Ils « ont pris part à une organisation infiltrée dans l’Abin pour obtenir des avantages politiques, produire de la désinformation, attaquer des adversaires politiques […] et déstabiliser les institutions démocratiques », a souligné le juge Alexandre de Moraes dans l’ordre judiciaire qui autorise l’opération policière de jeudi.

Façade du siège de la police fédérale brésilienne, à Brasilia, le 26 avril 2023. (Crédit : Carl de Souza/AFP)

En février, la PF avait perquisitionné une résidence où séjournait la famille Bolsonaro dans la cité balnéaire d’Angra dos Reis, près de Rio de Janeiro, dans le cadre de cette enquête.

Les policiers s’étaient également rendus à des adresses liées à Carlos Bolsonaro.

Le deuxième fils de l’ex-président est soupçonné d’avoir été aux avant-postes d’un « cabinet de la haine », une « milice numérique » chargée de dénigrer des opposants sur les réseaux sociaux, et de disséminer de fausses informations.

Carlos Bolsonaro a répliqué jeudi sur le réseau social X « qu’aucune preuve n’a jamais été présentée » contre lui.

Logiciel espion 

Le scandale a éclaté en octobre, quand une première opération policière s’était soldée par l’arrestation de deux hauts fonctionnaires de l’Abin soupçonnés d’avoir utilisé illégalement le logiciel espion israélien FirstMile.

Acquis par le gouvernement brésilien fin 2018, peu avant l’arrivée au pouvoir de Bolsonaro, ce logiciel permet la géolocalisation d’individus à travers le signal émis par leur téléphone mobile.

En janvier, une autre opération avait ciblé Alexandre Ramagem, ancien chef de l’Abin et homme de confiance de l’ex-président, aujourd’hui député et candidat à la mairie de Rio aux municipales d’octobre.

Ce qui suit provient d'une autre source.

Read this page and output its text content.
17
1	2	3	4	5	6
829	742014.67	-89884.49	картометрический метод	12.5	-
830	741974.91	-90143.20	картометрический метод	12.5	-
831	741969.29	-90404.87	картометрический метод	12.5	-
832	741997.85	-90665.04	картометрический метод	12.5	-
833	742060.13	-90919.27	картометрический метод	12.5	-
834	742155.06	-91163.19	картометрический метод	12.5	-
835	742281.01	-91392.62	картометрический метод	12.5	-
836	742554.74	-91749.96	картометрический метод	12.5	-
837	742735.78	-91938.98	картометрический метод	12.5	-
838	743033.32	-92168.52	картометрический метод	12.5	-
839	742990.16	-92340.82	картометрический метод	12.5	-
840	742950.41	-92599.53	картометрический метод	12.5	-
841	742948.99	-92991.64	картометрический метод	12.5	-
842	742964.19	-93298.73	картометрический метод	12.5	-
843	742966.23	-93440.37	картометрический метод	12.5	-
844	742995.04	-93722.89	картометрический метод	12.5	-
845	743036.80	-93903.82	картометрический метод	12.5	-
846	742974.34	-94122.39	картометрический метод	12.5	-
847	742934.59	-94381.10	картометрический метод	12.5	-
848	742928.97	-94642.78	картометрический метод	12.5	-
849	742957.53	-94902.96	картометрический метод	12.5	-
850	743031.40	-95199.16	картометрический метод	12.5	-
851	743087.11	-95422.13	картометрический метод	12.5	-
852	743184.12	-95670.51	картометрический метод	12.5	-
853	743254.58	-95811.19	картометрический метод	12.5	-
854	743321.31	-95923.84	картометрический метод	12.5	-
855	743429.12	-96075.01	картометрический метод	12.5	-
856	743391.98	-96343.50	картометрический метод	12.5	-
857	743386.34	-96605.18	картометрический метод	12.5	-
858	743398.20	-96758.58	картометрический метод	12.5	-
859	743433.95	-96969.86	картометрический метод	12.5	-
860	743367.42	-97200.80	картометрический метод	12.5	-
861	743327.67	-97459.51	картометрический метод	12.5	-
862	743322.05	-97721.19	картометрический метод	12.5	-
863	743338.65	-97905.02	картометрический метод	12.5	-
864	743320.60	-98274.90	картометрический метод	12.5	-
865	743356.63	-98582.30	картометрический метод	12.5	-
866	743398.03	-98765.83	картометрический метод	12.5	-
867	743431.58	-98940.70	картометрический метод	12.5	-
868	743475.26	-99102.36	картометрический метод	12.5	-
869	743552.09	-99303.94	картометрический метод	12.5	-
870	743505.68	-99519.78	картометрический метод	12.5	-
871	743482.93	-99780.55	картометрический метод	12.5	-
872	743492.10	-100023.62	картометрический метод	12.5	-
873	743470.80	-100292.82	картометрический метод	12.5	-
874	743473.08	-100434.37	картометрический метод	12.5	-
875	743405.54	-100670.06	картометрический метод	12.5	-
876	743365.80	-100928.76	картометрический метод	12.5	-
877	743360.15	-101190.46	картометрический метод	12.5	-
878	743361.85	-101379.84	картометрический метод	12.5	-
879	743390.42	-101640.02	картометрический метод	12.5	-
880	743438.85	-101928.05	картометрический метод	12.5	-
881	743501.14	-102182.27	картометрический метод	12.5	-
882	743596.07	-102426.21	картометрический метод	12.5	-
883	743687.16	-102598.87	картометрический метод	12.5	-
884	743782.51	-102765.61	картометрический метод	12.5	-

Le sénateur Flavio Bolsonaro, aîné de la fratrie, a affirmé jeudi sur X que la publication du rapport d’enquête avait pour but « de porter préjudice à la candidature » de Ramagem.

Condamné l’an dernier à huit ans d’inéligibilité, notamment pour diffusion de fausses informations, Bolsonaro est quant à lui cerné par les affaires.

La semaine dernière, la PF a réclamé son inculpation dans un autre dossier : il est soupçonné de s’être approprié des objets de luxe offerts comme cadeaux d’État au Brésil par des pays étrangers, notamment des bijoux reçus de la part du gouvernement saoudien.